Les vestiges du temple d'Apollon apparaissent, dans le cadrage pictural étudié de Peshkov, comme la vision d'une sorte de modèle, qui, habilement dirigé par l'artiste, relève le menton pour scruter fièrement l'horizon. Précisément de la même manière, les ruines de l'ancien site sacré montrent toute leur force, leur confiance et leur détermination car, bien qu'elles ne nous soient parvenues que partiellement, elles ont eu le privilège de supporter le passage des époques, des coutumes et des changements historiques dans le plus impassible des mutismes. En ce qui concerne le site dépeint par l'œuvre, il est important de souligner qu'il s'agit du temple d'Apollon Hylates, qui, situé à l'ouest de l'ancienne ville de Kourion, était l'un des principaux centres religieux de l'ancienne Chypre, au sein duquel Apollon était vénéré comme le dieu des bois. En fait, l'ajout même de l'appellation Hylates faisait référence à une divinité, qui, vénérée exclusivement sur l'île de Chypre entre le IIIe siècle avant J.-C. et le IIIe siècle après J.-C., ne fut assimilée que plus tard au dieu grec plus officiel Apollon. Enfin, ce qui est à ce jour visible du temple dédié à ce dernier est le résultat, en partie, de restaurations au Ier siècle de notre ère, alors que, si l'on veut se référer à la structure d'origine, elle consistait en un monument circulaire, un autel et un temple, qui ont ensuite été agrandis et enrichis à l'époque romaine. Par conséquent, le travail de l'artiste d'Artmajeur favorise, comme il ressort de l'enquête ci-dessus, l'étude des civilisations anciennes, ainsi que la diffusion de l'amour de la culture et des intérêts pour l'archéologie et l'histoire de l'art.

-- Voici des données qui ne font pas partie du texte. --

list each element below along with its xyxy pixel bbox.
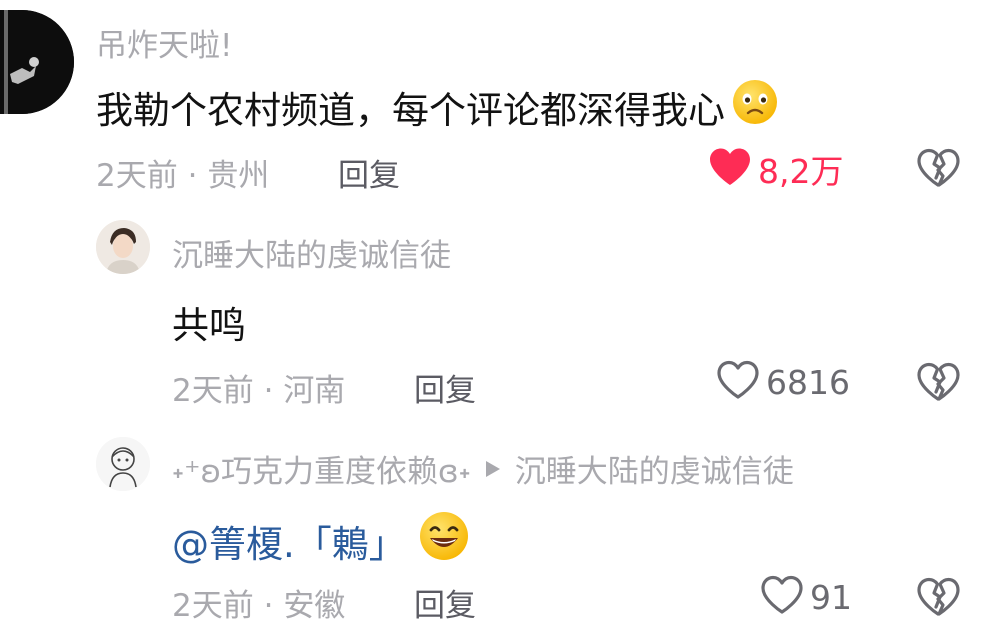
reply-button[interactable]: 回复 bbox=[338, 150, 400, 195]
reply-avatar[interactable] bbox=[96, 437, 150, 491]
reply-text: 共鸣 bbox=[172, 304, 246, 347]
reply-username[interactable]: ˖⁺ʚ巧克力重度依赖ɞ˖ bbox=[172, 446, 471, 491]
like-button[interactable]: 8,2万 bbox=[708, 145, 843, 193]
grinning-face-icon bbox=[418, 510, 470, 571]
reply-button[interactable]: 回复 bbox=[414, 580, 476, 625]
comment-text: 我勒个农村频道，每个评论都深得我心 bbox=[96, 78, 779, 135]
comment-time: 2天前 bbox=[96, 158, 178, 194]
comment-username[interactable]: 吊炸天啦! bbox=[96, 20, 232, 65]
meta-separator: · bbox=[187, 158, 198, 194]
reply-username[interactable]: 沉睡大陆的虔诚信徒 bbox=[172, 230, 451, 275]
reply-location: 河南 bbox=[283, 373, 346, 409]
reply-meta: 2天前 · 河南 bbox=[172, 365, 345, 410]
reply-avatar[interactable] bbox=[96, 220, 150, 274]
broken-heart-icon[interactable] bbox=[916, 362, 960, 406]
comment-text-body: 我勒个农村频道，每个评论都深得我心 bbox=[96, 88, 725, 132]
like-count: 8,2万 bbox=[758, 152, 844, 191]
broken-heart-icon[interactable] bbox=[916, 577, 960, 621]
mention-link[interactable]: @箐榎.「鶇」 bbox=[172, 514, 406, 568]
reply-text: @箐榎.「鶇」 bbox=[172, 510, 470, 571]
reply-to-username[interactable]: 沉睡大陆的虔诚信徒 bbox=[515, 446, 794, 491]
comment-meta: 2天前 · 贵州 bbox=[96, 150, 269, 195]
reply-header: ˖⁺ʚ巧克力重度依赖ɞ˖ 沉睡大陆的虔诚信徒 bbox=[172, 446, 794, 491]
reply-meta: 2天前 · 安徽 bbox=[172, 580, 345, 625]
avatar[interactable] bbox=[0, 10, 74, 114]
like-count: 6816 bbox=[766, 362, 850, 402]
play-triangle-icon bbox=[485, 460, 501, 478]
reply-time: 2天前 bbox=[172, 373, 254, 409]
broken-heart-icon[interactable] bbox=[916, 148, 960, 192]
reply-time: 2天前 bbox=[172, 588, 254, 624]
reply-button[interactable]: 回复 bbox=[414, 365, 476, 410]
heart-outline-icon bbox=[716, 360, 760, 404]
heart-filled-icon bbox=[708, 147, 752, 191]
worried-face-icon bbox=[731, 78, 779, 135]
like-button[interactable]: 6816 bbox=[716, 360, 850, 404]
reply-location: 安徽 bbox=[283, 588, 346, 624]
like-button[interactable]: 91 bbox=[760, 575, 852, 619]
heart-outline-icon bbox=[760, 575, 804, 619]
comment-location: 贵州 bbox=[207, 158, 270, 194]
meta-separator: · bbox=[263, 588, 274, 624]
like-count: 91 bbox=[810, 577, 852, 617]
meta-separator: · bbox=[263, 373, 274, 409]
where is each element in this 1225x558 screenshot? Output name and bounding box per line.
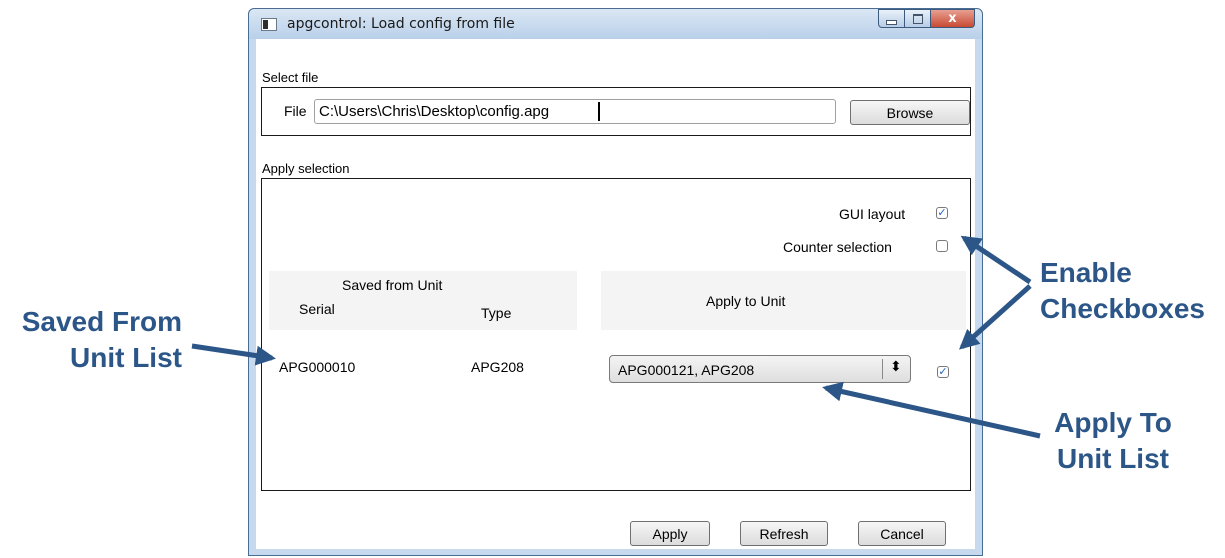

Muriel Cayet, Temple bleu , 2011. Peinture, 20 x 20 cm.

Muriel Cayet : Temple Bleu

L'ancien édifice sacré représenté dans la peinture de Cayet nous rappelle, couleur mise à part, les caractéristiques du Temple de la Concorde, un exemple de dorique mature, qui fut érigé dans la Vallée des Temples à Agrigente, en Italie, en 430 av. , cependant, ce dernier jugement chromatique s'avère assez superficiel, car s'il est incontestable que la prédominance du bleu à Cayet s'avère plutôt surréaliste et tirée par les cheveux, il est impératif de révéler comment, probablement et à l'origine, la couleur bleue faisait en fait partie de ladite architecture. En effet, selon l'une des plus récentes hypothèses d'experts, la teinte dorée réelle de la pierre était, antérieurement, masquée par un enduit blanc, qui était disposé sur toute la structure à l'exception de la frise et du pignon décorés en bleu et rouge. Cependant, cette révélation pop est peut-être éclipsée par l'attitude des Grecs envers la couleur du ciel, alors qu'ils luttaient pour l'identifier avec un mot spécifique. Par exemple, si l'on se réfère à Homère, seules quatre couleurs apparaissent dans ses œuvres : le blanc, le gris, avec des nuances allant jusqu'au noir, le rouge et le jaune-vert. Il est nécessaire de souligner, cependant, qu'au sein de la culture grecque, il y avait une prédisposition plus générale à indiquer et à se référer à la luminosité plutôt qu'à la teinte, à tel point qu'il n'y avait pas une sorte d'"aversion" contre le bleu, mais un désintérêt plus simple pour définir les couleurs claires et sans ambiguïté.